Operating margins, pre-tax margins, and net profit margins, both TTM and five-year average, are higher than the industry average, indicating the fact that the company is running at above-average efficiencies at all levels.
There is A Cost To This Stability
If we compare the return on General Mills' stock with the return of the S&P 500 and NASDAQ, we see that GIS has produced a return far inferior to these two indices. GIS produced an 8.36% return in the last year compared to the 21% return of the S&P and 34% return of the NASDAQ. Over five years, GIS produced an 87.77% return compared to the returns of around 150% of the S&P and over 200% of NASDAQ.
I valued GIS based on relative multiples, as given in the exhibit below. The valuation gave a fair value of $53.76 and an upward potential of 8.76% on the current price. This upward potential, along with stable dividend yield and growth makes GIS's stock attractive to investors that want to stay invested in a safe and long-term investment.
Data from Reuters
GIS has great opportunities ahead. The cereal markets of the US, Canada, the UK, Ireland, Australia and New Zealand are expected to grow at a CAGR of 3% through 2018, and demand in rest of the world is expected to grow at a CAGR of 7% throughout the same period. In the last four quarters, GIS's international segment's net sales grew by 18%.

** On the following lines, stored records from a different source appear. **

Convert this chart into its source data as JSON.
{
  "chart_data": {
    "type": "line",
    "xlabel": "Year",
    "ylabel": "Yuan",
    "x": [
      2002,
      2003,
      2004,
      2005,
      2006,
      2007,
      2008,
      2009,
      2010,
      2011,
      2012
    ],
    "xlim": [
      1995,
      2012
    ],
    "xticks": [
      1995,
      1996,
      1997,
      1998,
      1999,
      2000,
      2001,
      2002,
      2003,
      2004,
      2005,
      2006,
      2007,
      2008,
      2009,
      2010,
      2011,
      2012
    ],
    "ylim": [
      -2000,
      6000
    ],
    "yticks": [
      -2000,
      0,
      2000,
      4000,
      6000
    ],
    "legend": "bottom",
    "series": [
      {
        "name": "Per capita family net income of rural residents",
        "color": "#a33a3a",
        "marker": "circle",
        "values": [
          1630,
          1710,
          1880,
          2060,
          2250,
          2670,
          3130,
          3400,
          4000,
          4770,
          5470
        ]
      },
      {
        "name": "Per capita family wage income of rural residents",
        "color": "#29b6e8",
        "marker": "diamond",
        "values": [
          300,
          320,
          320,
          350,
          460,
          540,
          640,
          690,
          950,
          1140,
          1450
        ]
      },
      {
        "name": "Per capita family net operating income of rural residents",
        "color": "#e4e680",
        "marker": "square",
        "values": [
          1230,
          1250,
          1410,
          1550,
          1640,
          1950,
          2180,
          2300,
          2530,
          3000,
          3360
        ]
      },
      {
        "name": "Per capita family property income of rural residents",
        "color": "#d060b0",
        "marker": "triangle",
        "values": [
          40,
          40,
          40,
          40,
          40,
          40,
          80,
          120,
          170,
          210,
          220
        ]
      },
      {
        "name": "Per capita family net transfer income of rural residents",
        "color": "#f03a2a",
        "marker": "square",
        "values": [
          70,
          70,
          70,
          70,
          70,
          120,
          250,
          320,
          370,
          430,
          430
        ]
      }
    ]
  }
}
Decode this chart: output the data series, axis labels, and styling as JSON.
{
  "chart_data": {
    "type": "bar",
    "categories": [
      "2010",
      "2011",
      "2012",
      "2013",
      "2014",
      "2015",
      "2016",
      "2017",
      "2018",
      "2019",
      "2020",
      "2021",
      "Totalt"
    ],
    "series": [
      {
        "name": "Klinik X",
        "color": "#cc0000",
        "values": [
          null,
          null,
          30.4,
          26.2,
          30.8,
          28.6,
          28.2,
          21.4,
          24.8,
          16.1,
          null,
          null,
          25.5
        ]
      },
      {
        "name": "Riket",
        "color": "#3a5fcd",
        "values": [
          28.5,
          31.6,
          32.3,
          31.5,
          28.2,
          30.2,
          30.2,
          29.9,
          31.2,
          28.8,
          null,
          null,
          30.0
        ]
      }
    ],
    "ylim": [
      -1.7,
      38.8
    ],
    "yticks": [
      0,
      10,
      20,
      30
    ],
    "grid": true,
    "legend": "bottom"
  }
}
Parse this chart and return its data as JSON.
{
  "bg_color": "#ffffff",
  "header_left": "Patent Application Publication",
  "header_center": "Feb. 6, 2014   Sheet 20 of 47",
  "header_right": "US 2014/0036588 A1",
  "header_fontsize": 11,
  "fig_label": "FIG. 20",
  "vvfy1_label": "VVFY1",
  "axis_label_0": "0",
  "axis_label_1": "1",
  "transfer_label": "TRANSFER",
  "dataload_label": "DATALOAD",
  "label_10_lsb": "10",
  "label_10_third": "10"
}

The growing middle class in the emerging markets will drive high growth in the coming years. Middle class households in China, India, Brazil and Indonesia are expected to almost double by 2020, from 200 million households to 384 million.
GIS's net sales grew at a CAGR of 17% in China from 2008 to 2013 in constant currency terms. Double-digit net sales growth is expected in 2014.
GIS is growing its net sales at an explosive rate due to its strong brand and product portfolio. Its net sales increased from $405 million to $876 million in 2013 and it's expected to reach $1 billion in 2014.
We can see that the future has a lot in store for GIS, especially in the growing emerging markets. With its stable business, GIS is a good investment for investors who wish to invest in the stable consumer packaged food industry.
Disclosure: I have no positions in any stocks mentioned, and no plans to initiate any positions within the next 72 hours. I wrote this article myself, and it expresses my own opinions. I am not receiving compensation for it (other than from Seeking Alpha). I have no business relationship with any company whose stock is mentioned in this article.